I invite everyone to please ignore fashion, whether that is to eat vegetarian or to follow the trendyarianism of the moment and please check in with your ancestors to see what's good. (If there are tiny marshmallows in it, then look farther back.) If history has been lost, please read up on where your family came from and find some clues, then maybe surprise your relatives at the holiday table this season!






2 comments:

Helena said...

Hi Jen, Thanks for the thoughtful blog. However, there are small farms that produce only "vegetables or fruits" that are not mono-cultures, and more meat production (especially cow meat) by definition requires MORE not less production of vegetable matter-- cows ARE natural vegetarians, and it takes about 17 pounds of vegetable matter to produce one pound of cow meat.
I totally agree that a "ecosystem based" farming approach is Way better than monoculture, but I don't think encouraging people to eat more meat is good for the planet.

Jennifer said...

Hi Helena,

I’d always encourage mindful meat-eating! The fact is that even in foodie places like the Bay Area, it’s rarely done. Those same folks who promise to do so when they buy “grass-fed” steaks from the local Whole Foods aren’t really walking that talk.

Firstly, it is the use of grains to feed animals, or a monoculture-style of ranching in which animals eat grass down to the roots that is problematic with regards to animal husbandry. On land where perennial grasses to pasture animals are cultivated and encouraged, especially native plants, the ecological cost is not the same.

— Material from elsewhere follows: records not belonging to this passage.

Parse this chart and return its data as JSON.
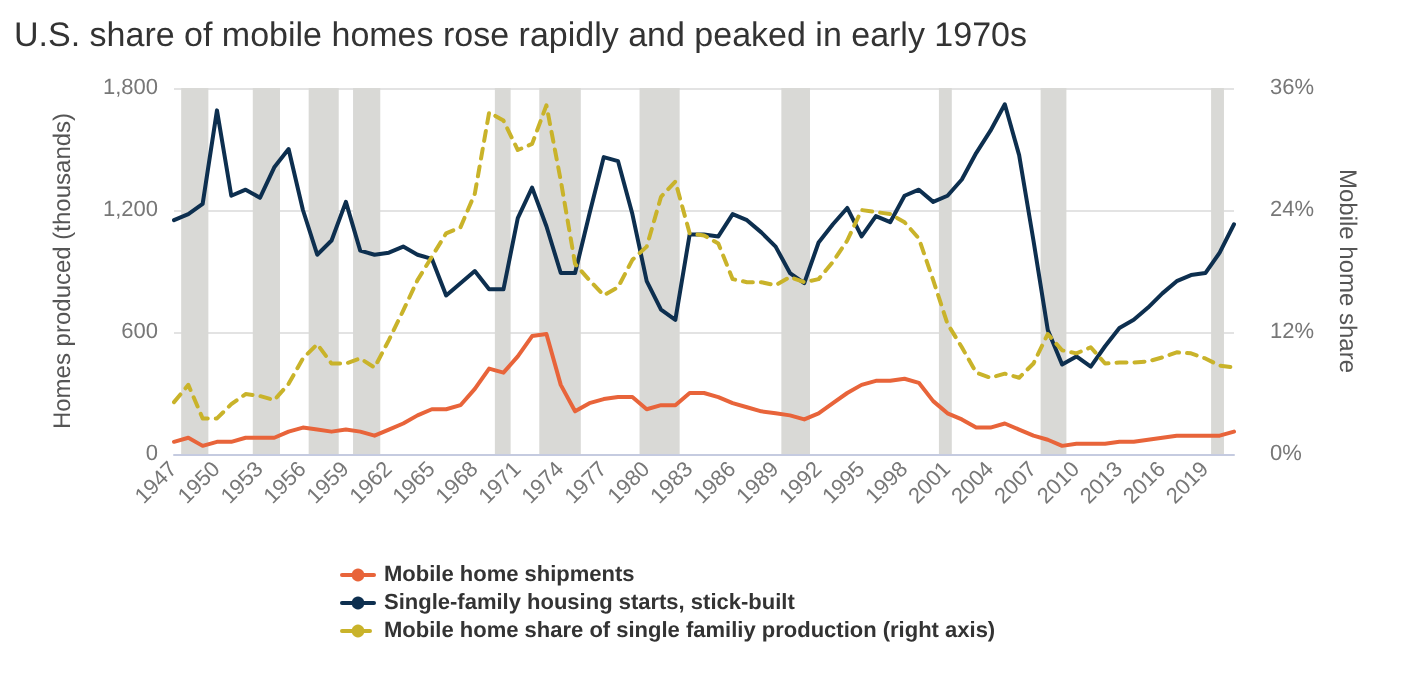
{
  "chart_data": {
    "type": "line",
    "title": "U.S. share of mobile homes rose rapidly and peaked in early 1970s",
    "ylabel": "Homes produced (thousands)",
    "y2label": "Mobile home share",
    "x": [
      1947,
      1948,
      1949,
      1950,
      1951,
      1952,
      1953,
      1954,
      1955,
      1956,
      1957,
      1958,
      1959,
      1960,
      1961,
      1962,
      1963,
      1964,
      1965,
      1966,
      1967,
      1968,
      1969,
      1970,
      1971,
      1972,
      1973,
      1974,
      1975,
      1976,
      1977,
      1978,
      1979,
      1980,
      1981,
      1982,
      1983,
      1984,
      1985,
      1986,
      1987,
      1988,
      1989,
      1990,
      1991,
      1992,
      1993,
      1994,
      1995,
      1996,
      1997,
      1998,
      1999,
      2000,
      2001,
      2002,
      2003,
      2004,
      2005,
      2006,
      2007,
      2008,
      2009,
      2010,
      2011,
      2012,
      2013,
      2014,
      2015,
      2016,
      2017,
      2018,
      2019,
      2020,
      2021
    ],
    "series": [
      {
        "name": "Mobile home shipments",
        "color": "#e8643a",
        "line_style": "solid",
        "values": [
          60,
          80,
          40,
          60,
          60,
          80,
          80,
          80,
          110,
          130,
          120,
          110,
          120,
          110,
          90,
          120,
          150,
          190,
          220,
          220,
          240,
          320,
          420,
          400,
          480,
          580,
          590,
          340,
          210,
          250,
          270,
          280,
          280,
          220,
          240,
          240,
          300,
          300,
          280,
          250,
          230,
          210,
          200,
          190,
          170,
          200,
          250,
          300,
          340,
          360,
          360,
          370,
          350,
          260,
          200,
          170,
          130,
          130,
          150,
          120,
          90,
          70,
          40,
          50,
          50,
          50,
          60,
          60,
          70,
          80,
          90,
          90,
          90,
          90,
          110
        ]
      },
      {
        "name": "Single-family housing starts, stick-built",
        "color": "#0d2f4f",
        "line_style": "solid",
        "values": [
          1150,
          1180,
          1230,
          1690,
          1270,
          1300,
          1260,
          1410,
          1500,
          1200,
          980,
          1050,
          1240,
          1000,
          980,
          990,
          1020,
          980,
          960,
          780,
          840,
          900,
          810,
          810,
          1160,
          1310,
          1120,
          890,
          890,
          1180,
          1460,
          1440,
          1180,
          850,
          710,
          660,
          1080,
          1080,
          1070,
          1180,
          1150,
          1090,
          1020,
          890,
          840,
          1040,
          1130,
          1210,
          1070,
          1170,
          1140,
          1270,
          1300,
          1240,
          1270,
          1350,
          1480,
          1590,
          1720,
          1470,
          1050,
          610,
          440,
          480,
          430,
          530,
          620,
          660,
          720,
          790,
          850,
          880,
          890,
          990,
          1130
        ]
      },
      {
        "name": "Mobile home share of single familiy production (right axis)",
        "color": "#c9b32a",
        "line_style": "dashed",
        "axis": "y2",
        "values": [
          5.1,
          6.8,
          3.5,
          3.5,
          4.9,
          5.9,
          5.7,
          5.3,
          6.9,
          9.4,
          10.8,
          8.9,
          8.9,
          9.4,
          8.5,
          11.2,
          14.1,
          17.1,
          19.4,
          21.7,
          22.3,
          25.6,
          33.6,
          32.8,
          29.9,
          30.5,
          34.3,
          26.9,
          18.7,
          17.1,
          15.6,
          16.4,
          19.1,
          20.4,
          25.3,
          26.8,
          21.7,
          21.5,
          20.7,
          17.2,
          16.9,
          16.9,
          16.6,
          17.4,
          16.9,
          17.2,
          18.9,
          21.0,
          24.0,
          23.8,
          23.6,
          22.8,
          21.2,
          17.1,
          12.8,
          10.5,
          8.0,
          7.5,
          7.9,
          7.5,
          8.9,
          11.8,
          10.2,
          9.9,
          10.5,
          8.9,
          9.0,
          9.0,
          9.1,
          9.5,
          10.0,
          9.9,
          9.4,
          8.7,
          8.5
        ]
      }
    ],
    "xlim": [
      1947,
      2021
    ],
    "xticks": [
      1947,
      1950,
      1953,
      1956,
      1959,
      1962,
      1965,
      1968,
      1971,
      1974,
      1977,
      1980,
      1983,
      1986,
      1989,
      1992,
      1995,
      1998,
      2001,
      2004,
      2007,
      2010,
      2013,
      2016,
      2019
    ],
    "ylim": [
      0,
      1800
    ],
    "yticks": [
      0,
      600,
      {
        "value": 1200,
        "label": "1,200"
      },
      {
        "value": 1800,
        "label": "1,800"
      }
    ],
    "y2lim": [
      0,
      36
    ],
    "y2ticks": [
      {
        "value": 0,
        "label": "0%"
      },
      {
        "value": 12,
        "label": "12%"
      },
      {
        "value": 24,
        "label": "24%"
      },
      {
        "value": 36,
        "label": "36%"
      }
    ],
    "bands": [
      {
        "axis": "x",
        "from": 1947.5,
        "to": 1949.4,
        "color": "#d9d9d6"
      },
      {
        "axis": "x",
        "from": 1952.5,
        "to": 1954.4,
        "color": "#d9d9d6"
      },
      {
        "axis": "x",
        "from": 1956.4,
        "to": 1958.5,
        "color": "#d9d9d6"
      },
      {
        "axis": "x",
        "from": 1959.5,
        "to": 1961.4,
        "color": "#d9d9d6"
      },
      {
        "axis": "x",
        "from": 1969.4,
        "to": 1970.5,
        "color": "#d9d9d6"
      },
      {
        "axis": "x",
        "from": 1972.5,
        "to": 1975.4,
        "color": "#d9d9d6"
      },
      {
        "axis": "x",
        "from": 1979.5,
        "to": 1982.3,
        "color": "#d9d9d6"
      },
      {
        "axis": "x",
        "from": 1989.4,
        "to": 1991.4,
        "color": "#d9d9d6"
      },
      {
        "axis": "x",
        "from": 2000.4,
        "to": 2001.3,
        "color": "#d9d9d6"
      },
      {
        "axis": "x",
        "from": 2007.5,
        "to": 2009.3,
        "color": "#d9d9d6"
      },
      {
        "axis": "x",
        "from": 2019.4,
        "to": 2020.3,
        "color": "#d9d9d6"
      }
    ],
    "grid": "y",
    "legend": "bottom",
    "marker": "none"
  }
}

According to Keith’s research, ALL plowing of the land down to the soil degrades it to a certain extent, and cycling crops with fallow seasons only serves to limit the degradation, but doesn’t stop it. The fact that plowing for agriculture substitutes a series of crops for a functional ecosystem (i.e. Indiana used to be a mixture of swamp and forest,) causes massive ecological dysfunction, partly from loss of topsoil and partly due to the clear-cutting of animal life that lives symbiotically with the original perennial plants. Careful choice of animal husbandry can help, whether that’s to raise a certain number of cows and sheep, to save a squirrel from extinction, to let hunters take some deer in overpopulated areas, or to replace wolves into dying park land where overgrazing is a problem.

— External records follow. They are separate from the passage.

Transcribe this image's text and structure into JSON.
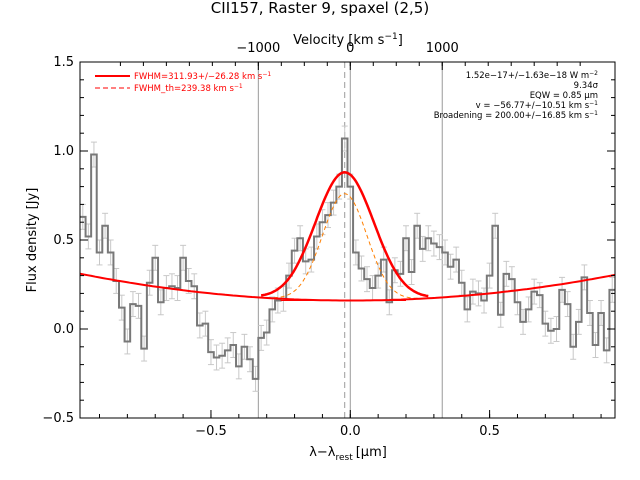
{
  "chart_data": {
    "type": "line",
    "title": "CII157, Raster 9, spaxel (2,5)",
    "xlabel": "λ−λ",
    "xlabel_sub": "rest",
    "xlabel_unit": "[μm]",
    "ylabel": "Flux density [Jy]",
    "top_axis_label": "Velocity [km s",
    "top_axis_label_sup": "−1",
    "top_axis_label_end": "]",
    "xlim": [
      -0.97,
      0.95
    ],
    "ylim": [
      -0.5,
      1.5
    ],
    "xticks": [
      -0.5,
      0.0,
      0.5
    ],
    "xtick_labels": [
      "−0.5",
      "0.0",
      "0.5"
    ],
    "yticks": [
      -0.5,
      0.0,
      0.5,
      1.0,
      1.5
    ],
    "ytick_labels": [
      "−0.5",
      "0.0",
      "0.5",
      "1.0",
      "1.5"
    ],
    "top_ticks_velocity": [
      -1000,
      0,
      1000
    ],
    "top_tick_labels": [
      "−1000",
      "0",
      "1000"
    ],
    "vertical_lines_solid": [
      -0.33,
      0.0,
      0.33
    ],
    "vertical_line_dashed": -0.02,
    "legend": {
      "placement": "top-left",
      "entries": [
        {
          "text": "FWHM=311.93+/−26.28 km s",
          "sup": "−1",
          "style": "solid"
        },
        {
          "text": "FWHM_th=239.38 km s",
          "sup": "−1",
          "style": "dashed"
        }
      ]
    },
    "annotations": [
      {
        "text": "1.52e−17+/−1.63e−18 W m",
        "sup": "−2"
      },
      {
        "text": "9.34σ",
        "sup": ""
      },
      {
        "text": "EQW = 0.85 μm",
        "sup": ""
      },
      {
        "text": "v = −56.77+/−10.51 km s",
        "sup": "−1"
      },
      {
        "text": "Broadening = 200.00+/−16.85 km s",
        "sup": "−1"
      }
    ],
    "series": [
      {
        "kind": "data",
        "x": [
          -0.96,
          -0.94,
          -0.92,
          -0.9,
          -0.88,
          -0.86,
          -0.84,
          -0.82,
          -0.8,
          -0.78,
          -0.76,
          -0.74,
          -0.72,
          -0.7,
          -0.68,
          -0.66,
          -0.64,
          -0.62,
          -0.6,
          -0.58,
          -0.56,
          -0.54,
          -0.52,
          -0.5,
          -0.48,
          -0.46,
          -0.44,
          -0.42,
          -0.4,
          -0.38,
          -0.36,
          -0.34,
          -0.32,
          -0.3,
          -0.28,
          -0.26,
          -0.24,
          -0.22,
          -0.2,
          -0.18,
          -0.16,
          -0.14,
          -0.12,
          -0.1,
          -0.08,
          -0.06,
          -0.04,
          -0.02,
          0.0,
          0.02,
          0.04,
          0.06,
          0.08,
          0.1,
          0.12,
          0.14,
          0.16,
          0.18,
          0.2,
          0.22,
          0.24,
          0.26,
          0.28,
          0.3,
          0.32,
          0.34,
          0.36,
          0.38,
          0.4,
          0.42,
          0.44,
          0.46,
          0.48,
          0.5,
          0.52,
          0.54,
          0.56,
          0.58,
          0.6,
          0.62,
          0.64,
          0.66,
          0.68,
          0.7,
          0.72,
          0.74,
          0.76,
          0.78,
          0.8,
          0.82,
          0.84,
          0.86,
          0.88,
          0.9,
          0.92,
          0.94
        ],
        "y": [
          0.63,
          0.52,
          0.98,
          0.43,
          0.58,
          0.43,
          0.27,
          0.12,
          -0.07,
          0.14,
          0.13,
          -0.11,
          0.26,
          0.4,
          0.15,
          0.23,
          0.24,
          0.23,
          0.4,
          0.27,
          0.24,
          0.02,
          0.03,
          -0.13,
          -0.16,
          -0.15,
          -0.12,
          -0.09,
          -0.21,
          -0.1,
          -0.17,
          -0.28,
          -0.05,
          -0.02,
          0.11,
          0.16,
          0.17,
          0.3,
          0.44,
          0.51,
          0.38,
          0.39,
          0.52,
          0.6,
          0.64,
          0.71,
          0.8,
          1.07,
          0.8,
          0.43,
          0.34,
          0.28,
          0.23,
          0.3,
          0.39,
          0.15,
          0.33,
          0.31,
          0.51,
          0.32,
          0.58,
          0.45,
          0.51,
          0.48,
          0.46,
          0.43,
          0.35,
          0.39,
          0.26,
          0.11,
          0.21,
          0.2,
          0.16,
          0.3,
          0.58,
          0.08,
          0.31,
          0.28,
          0.15,
          0.04,
          0.11,
          0.21,
          0.19,
          0.03,
          -0.01,
          0.0,
          0.22,
          0.14,
          -0.1,
          0.04,
          0.29,
          0.09,
          -0.09,
          0.09,
          -0.12,
          0.22
        ],
        "yerr": 0.07
      },
      {
        "kind": "continuum",
        "baseline": 0.16,
        "curvature": 0.16
      },
      {
        "kind": "total_fit",
        "center": -0.02,
        "amplitude": 0.72,
        "sigma": 0.105
      },
      {
        "kind": "thermal_fit",
        "center": -0.02,
        "amplitude": 0.6,
        "sigma": 0.08
      }
    ]
  }
}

Also, I just want to be clear. Basing meat-eating on an animal-share system means that less meat is probably eaten, even if you consume that animal all year. Each share is a single animal, it’s harder to get, requires effort, and hopefully includes bones, organs, marrow, etc. When meat is purchased at the grocery store it’s usually just the muscle fibers of an animal that was fed pounds of hard-won grains during its lifetime, which did their job of pilfering the topsoil, even when it was fed to an organically raised animal. It’s rare to see shoppers buying other parts, which is part of the misunderstanding that is so widespread. It is terrifically wasteful to just eat the muscles of an animal and not terribly nutritious, either. It also means that more wastefully raised animals are used to feed fewer people.

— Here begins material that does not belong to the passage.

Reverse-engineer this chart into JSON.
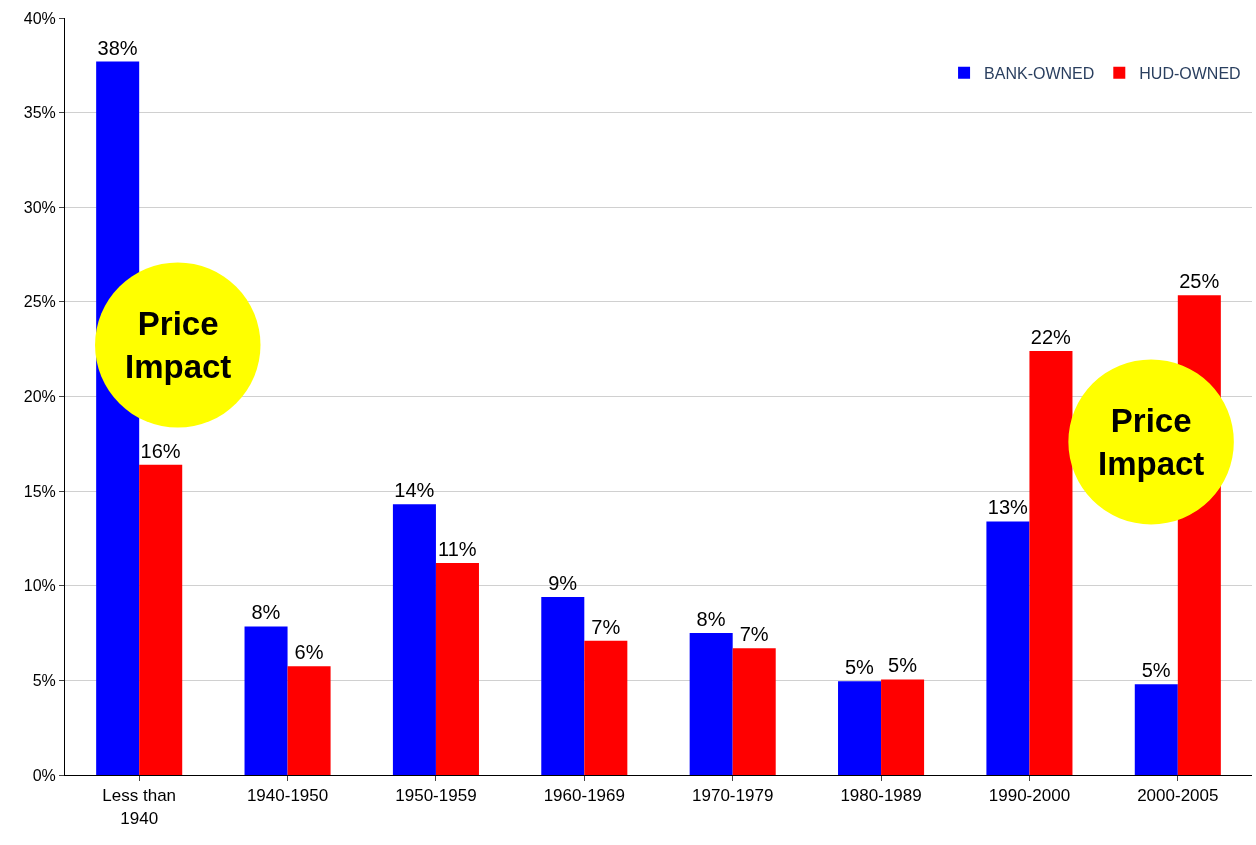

We currently use a cow-share program in which our family consumes about two different pastured animals per year shared with four other families. (It would be fewer if we had the room for a larger freezer.) When a family relies on one or two shares per year, then it’s also more likely that they use more of the animal - bones, organs, feet, drippings, etc. Many of our meals have animal portions that are largely the fat or the broth - also another misconception about what it means to eat meat.

Maybe the discussion is more about changing the western ideas about what meat-eating means so that it is less wasteful. Which inevitably means that we have to re-evaluate capitalism and our crazy, busy way of living that requires short cuts and convenience…not an easy conversation at all, but worthwhile, I think.